According to one of Epstein’s accusers, Virginia Giuffre, Epstein purposefully used the trafficking of girls to other men as a means of blackmailing them. Far from diminishing his position of influence, his crimes allegedly allowed him to extend his control over powerful men as a result of their complicity.

This is the backdrop, the gross power imbalance that women and girls who are victimised by such men are faced with when they consider whether to come forward; when they question whether trying to seek justice will be worth it after all.

This includes women like Giuffre, who has alleged that Prince Andrew, among various other wealthy men, essentially took sex with her as a gift from Epstein against her will in 2001 when she was just 17. Regardless of the language used in the law, if any of the allegations of “trafficking” are true, if any of the men who “had sex” with the girls in this position knew that this was the case, that is rape.

EVEN now we are falling over ourselves not to use the word, so let’s say it. Having sex with someone without their consent is rape, whether they are legally a minor or not.

The fact that Prince Andrew can speak about such allegations without the slightest hint of empathy for the pain of Epstein’s many accusers might seem like a sign of his own sociopathy, but it’s really something far worse – it’s a mirror held up to the world in which he operates.

In this world, personal fallout and inconvenience matters more than the rape, abuse, possession and unceremonious disposal of young women. If it feels shocking to see such sentiments so obviously reflected by a member of the royal family, it’s not because they’re rare, it’s because the men who think this way don’t usually admit it.

That Prince Andrew did choose to take part in an interview on the subject with unvetted questions, against the wishes of his PR adviser who quit two weeks before it, only underlines the immense privilege which has characterised his life.

The reckless arrogance required to make him believe he could come away from such scrutiny unscathed is as sure a sign as any that the notion of facing consequences for one’s actions or words was entirely foreign to him.

In the end, it may be that the prince’s confidence in the impenetrable shield of power, money and influence will be what led to his downfall. Already, he has had to step back from public duties and his involvement in his Dragon Den’s-style company, Pitch@Palace.

And, more significantly, it remains possible that he will still be called to give evidence in the US federal investigation into Epstein – a development which could prove disastrous if his performance is anything like it was with the BBC.

But Prince Andrew’s apparent undoing is the exception that proves the rule; it is a mess that he got into because all of the evidence up to this point had told him there was no mess he could not get out of.

This was certainly the case for his former friend Jeffrey Epstein up until this year, and it has been the case for innumerable other men who have relied on the infallible combination of gender and class to protect them.

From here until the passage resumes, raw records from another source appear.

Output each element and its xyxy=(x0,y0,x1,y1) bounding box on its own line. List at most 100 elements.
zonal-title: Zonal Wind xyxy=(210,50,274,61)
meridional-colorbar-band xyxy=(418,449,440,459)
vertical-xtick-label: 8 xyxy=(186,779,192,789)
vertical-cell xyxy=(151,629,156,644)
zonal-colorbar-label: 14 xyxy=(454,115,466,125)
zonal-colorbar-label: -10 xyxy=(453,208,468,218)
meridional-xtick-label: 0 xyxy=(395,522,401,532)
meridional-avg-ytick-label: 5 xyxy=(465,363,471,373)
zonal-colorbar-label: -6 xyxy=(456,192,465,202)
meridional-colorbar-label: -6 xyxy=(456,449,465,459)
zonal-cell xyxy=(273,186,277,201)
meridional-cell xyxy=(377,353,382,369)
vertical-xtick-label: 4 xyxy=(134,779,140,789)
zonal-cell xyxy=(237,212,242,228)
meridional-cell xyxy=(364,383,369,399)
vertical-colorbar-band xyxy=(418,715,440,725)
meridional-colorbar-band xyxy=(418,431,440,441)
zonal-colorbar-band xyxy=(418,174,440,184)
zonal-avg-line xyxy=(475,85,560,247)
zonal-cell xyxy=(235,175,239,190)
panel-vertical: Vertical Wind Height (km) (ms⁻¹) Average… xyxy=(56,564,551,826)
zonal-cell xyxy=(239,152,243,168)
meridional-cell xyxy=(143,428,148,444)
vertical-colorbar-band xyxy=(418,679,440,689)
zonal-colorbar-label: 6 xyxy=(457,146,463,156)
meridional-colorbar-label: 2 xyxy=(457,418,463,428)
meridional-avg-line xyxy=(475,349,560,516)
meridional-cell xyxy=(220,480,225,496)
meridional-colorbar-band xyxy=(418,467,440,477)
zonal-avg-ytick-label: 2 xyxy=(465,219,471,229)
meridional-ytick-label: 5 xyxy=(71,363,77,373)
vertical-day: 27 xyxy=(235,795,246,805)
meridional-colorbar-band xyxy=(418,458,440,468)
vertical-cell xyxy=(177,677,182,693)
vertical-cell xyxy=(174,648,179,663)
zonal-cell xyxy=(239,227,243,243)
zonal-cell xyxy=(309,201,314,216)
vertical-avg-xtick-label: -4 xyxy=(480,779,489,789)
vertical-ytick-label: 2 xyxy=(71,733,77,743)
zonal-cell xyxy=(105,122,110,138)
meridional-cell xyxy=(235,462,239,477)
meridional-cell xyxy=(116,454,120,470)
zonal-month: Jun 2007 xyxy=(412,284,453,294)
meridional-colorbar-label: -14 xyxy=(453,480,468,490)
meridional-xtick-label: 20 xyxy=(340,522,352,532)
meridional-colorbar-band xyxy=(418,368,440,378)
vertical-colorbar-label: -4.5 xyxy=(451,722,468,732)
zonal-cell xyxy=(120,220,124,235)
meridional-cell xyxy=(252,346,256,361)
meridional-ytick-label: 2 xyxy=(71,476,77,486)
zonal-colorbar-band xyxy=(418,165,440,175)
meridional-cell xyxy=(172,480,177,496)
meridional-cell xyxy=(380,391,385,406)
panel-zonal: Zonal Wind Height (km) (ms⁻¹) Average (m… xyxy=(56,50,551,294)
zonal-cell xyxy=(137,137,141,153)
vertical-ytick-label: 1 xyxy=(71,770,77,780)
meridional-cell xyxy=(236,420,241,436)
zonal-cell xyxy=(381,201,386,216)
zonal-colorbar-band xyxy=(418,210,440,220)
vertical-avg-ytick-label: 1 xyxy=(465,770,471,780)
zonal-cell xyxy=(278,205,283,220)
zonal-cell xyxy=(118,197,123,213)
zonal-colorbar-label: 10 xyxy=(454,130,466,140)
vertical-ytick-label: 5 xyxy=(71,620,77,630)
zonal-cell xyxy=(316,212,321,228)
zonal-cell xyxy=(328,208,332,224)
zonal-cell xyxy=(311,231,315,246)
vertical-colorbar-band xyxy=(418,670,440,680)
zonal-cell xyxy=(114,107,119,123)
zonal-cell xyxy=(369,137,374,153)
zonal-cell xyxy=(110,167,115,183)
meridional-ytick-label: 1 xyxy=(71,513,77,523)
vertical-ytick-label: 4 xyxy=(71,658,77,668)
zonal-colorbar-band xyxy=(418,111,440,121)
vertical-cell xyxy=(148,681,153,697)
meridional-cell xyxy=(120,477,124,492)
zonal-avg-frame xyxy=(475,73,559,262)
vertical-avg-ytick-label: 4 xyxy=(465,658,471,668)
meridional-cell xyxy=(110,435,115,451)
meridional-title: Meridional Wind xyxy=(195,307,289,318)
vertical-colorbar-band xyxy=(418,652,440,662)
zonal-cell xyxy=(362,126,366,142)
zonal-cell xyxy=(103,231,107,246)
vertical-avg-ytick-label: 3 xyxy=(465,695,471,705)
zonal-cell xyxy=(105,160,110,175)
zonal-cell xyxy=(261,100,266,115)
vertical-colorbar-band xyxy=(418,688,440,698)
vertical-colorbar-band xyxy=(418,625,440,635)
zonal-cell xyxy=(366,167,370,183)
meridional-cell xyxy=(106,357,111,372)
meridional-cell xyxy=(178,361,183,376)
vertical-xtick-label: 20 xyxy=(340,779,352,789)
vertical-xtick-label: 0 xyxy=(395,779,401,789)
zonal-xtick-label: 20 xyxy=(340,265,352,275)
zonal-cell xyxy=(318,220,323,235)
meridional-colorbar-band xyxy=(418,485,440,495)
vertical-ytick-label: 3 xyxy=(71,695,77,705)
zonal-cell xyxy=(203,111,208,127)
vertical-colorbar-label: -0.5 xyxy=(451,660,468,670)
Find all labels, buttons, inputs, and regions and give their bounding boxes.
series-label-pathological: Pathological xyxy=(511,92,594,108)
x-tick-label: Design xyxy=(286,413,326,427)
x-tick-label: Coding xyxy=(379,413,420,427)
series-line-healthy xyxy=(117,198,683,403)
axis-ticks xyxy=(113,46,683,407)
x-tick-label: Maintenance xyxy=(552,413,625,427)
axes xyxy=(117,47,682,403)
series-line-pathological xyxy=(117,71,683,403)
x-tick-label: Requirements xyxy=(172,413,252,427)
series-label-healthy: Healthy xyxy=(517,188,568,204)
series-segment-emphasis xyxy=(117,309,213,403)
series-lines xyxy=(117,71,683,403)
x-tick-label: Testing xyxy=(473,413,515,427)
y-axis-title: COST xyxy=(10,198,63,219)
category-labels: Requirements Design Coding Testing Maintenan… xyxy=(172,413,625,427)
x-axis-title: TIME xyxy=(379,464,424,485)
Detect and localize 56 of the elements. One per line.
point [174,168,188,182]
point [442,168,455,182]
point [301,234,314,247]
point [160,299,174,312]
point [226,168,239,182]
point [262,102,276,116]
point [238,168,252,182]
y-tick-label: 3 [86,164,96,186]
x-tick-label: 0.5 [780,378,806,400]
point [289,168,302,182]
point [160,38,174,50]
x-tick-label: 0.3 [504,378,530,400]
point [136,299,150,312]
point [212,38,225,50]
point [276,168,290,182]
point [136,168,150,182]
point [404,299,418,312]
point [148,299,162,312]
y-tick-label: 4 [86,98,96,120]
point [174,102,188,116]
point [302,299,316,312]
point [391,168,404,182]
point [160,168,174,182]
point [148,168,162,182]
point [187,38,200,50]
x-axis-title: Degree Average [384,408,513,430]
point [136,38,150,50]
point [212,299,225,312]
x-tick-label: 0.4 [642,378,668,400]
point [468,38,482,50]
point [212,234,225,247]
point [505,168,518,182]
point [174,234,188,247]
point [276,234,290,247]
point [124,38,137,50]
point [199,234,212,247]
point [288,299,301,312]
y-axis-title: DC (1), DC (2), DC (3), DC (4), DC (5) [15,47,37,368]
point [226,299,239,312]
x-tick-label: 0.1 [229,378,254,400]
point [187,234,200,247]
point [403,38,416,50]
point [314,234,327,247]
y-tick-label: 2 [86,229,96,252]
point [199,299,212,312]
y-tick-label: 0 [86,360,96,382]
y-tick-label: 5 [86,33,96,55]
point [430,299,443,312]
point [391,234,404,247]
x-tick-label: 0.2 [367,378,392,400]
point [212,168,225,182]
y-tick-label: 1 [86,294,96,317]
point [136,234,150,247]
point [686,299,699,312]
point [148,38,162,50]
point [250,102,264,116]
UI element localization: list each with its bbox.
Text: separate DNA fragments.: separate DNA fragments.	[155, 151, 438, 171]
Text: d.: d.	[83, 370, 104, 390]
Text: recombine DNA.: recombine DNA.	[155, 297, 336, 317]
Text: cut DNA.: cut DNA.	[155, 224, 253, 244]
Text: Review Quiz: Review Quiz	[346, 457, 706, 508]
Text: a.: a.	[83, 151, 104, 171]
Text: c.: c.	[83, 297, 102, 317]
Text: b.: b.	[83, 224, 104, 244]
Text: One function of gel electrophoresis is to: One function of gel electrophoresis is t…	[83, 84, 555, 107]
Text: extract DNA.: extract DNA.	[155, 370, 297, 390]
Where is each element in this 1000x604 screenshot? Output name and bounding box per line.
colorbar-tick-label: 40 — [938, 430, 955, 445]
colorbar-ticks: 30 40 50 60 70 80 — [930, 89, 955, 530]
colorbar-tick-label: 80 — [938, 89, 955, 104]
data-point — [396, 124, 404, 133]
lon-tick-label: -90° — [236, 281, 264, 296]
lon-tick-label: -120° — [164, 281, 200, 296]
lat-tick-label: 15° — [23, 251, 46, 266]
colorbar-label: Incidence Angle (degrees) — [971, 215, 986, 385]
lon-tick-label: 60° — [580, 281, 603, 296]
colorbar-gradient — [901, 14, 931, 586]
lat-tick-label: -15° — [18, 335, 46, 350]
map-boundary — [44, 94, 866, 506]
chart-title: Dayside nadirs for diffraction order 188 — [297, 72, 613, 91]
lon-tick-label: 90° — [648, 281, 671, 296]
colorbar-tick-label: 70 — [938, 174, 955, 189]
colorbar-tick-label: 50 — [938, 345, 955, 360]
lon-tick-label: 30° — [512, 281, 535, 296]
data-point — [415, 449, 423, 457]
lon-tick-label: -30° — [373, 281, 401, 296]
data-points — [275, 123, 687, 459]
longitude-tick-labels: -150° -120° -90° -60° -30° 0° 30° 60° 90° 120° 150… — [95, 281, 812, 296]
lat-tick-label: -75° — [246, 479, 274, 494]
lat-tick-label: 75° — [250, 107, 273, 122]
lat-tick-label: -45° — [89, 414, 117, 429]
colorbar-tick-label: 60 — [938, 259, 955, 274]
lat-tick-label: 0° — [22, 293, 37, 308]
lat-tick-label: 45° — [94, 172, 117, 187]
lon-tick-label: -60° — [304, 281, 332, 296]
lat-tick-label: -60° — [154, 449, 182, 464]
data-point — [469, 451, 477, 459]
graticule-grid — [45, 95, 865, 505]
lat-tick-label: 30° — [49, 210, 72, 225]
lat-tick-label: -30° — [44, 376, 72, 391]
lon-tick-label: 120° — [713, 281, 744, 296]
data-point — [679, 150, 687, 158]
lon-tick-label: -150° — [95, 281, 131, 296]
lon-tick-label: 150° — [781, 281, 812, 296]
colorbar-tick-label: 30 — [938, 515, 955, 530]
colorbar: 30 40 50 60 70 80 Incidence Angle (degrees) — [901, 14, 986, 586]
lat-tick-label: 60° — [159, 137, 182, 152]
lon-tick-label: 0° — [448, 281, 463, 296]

If the prince is truly innocent in all of this, one might expect him to be angry that he had been manipulated by a devious and abusive man. One might expect him to regret that he had ever been used as just one more pawn in a carefully constructed guise of respectability and superiority.

The fact that he does not appear to feel this way shows that, at best, he is still woefully missing the point about how all of this happened, unchecked, for so long.

Perhaps the difficulty for Prince Andrew is that recognising that reality would mean taking a shot, not at one aberrant individual, but at the whole system which has served him so well in the past. But as long as we focus on the behaviour of each abusive man, as if this were a monstrous surprise and not a built-in feature of the social structures that define our society, we will fail to address the roots of the problem.

To uphold the power imbalances that lend themselves to abuse is, by definition, to be complicit in that abuse.

It may be too much to expect a man raised in the British monarchy to acknowledge this, but it is something the rest of us must not forget amid the din of the latest salacious royal scandal.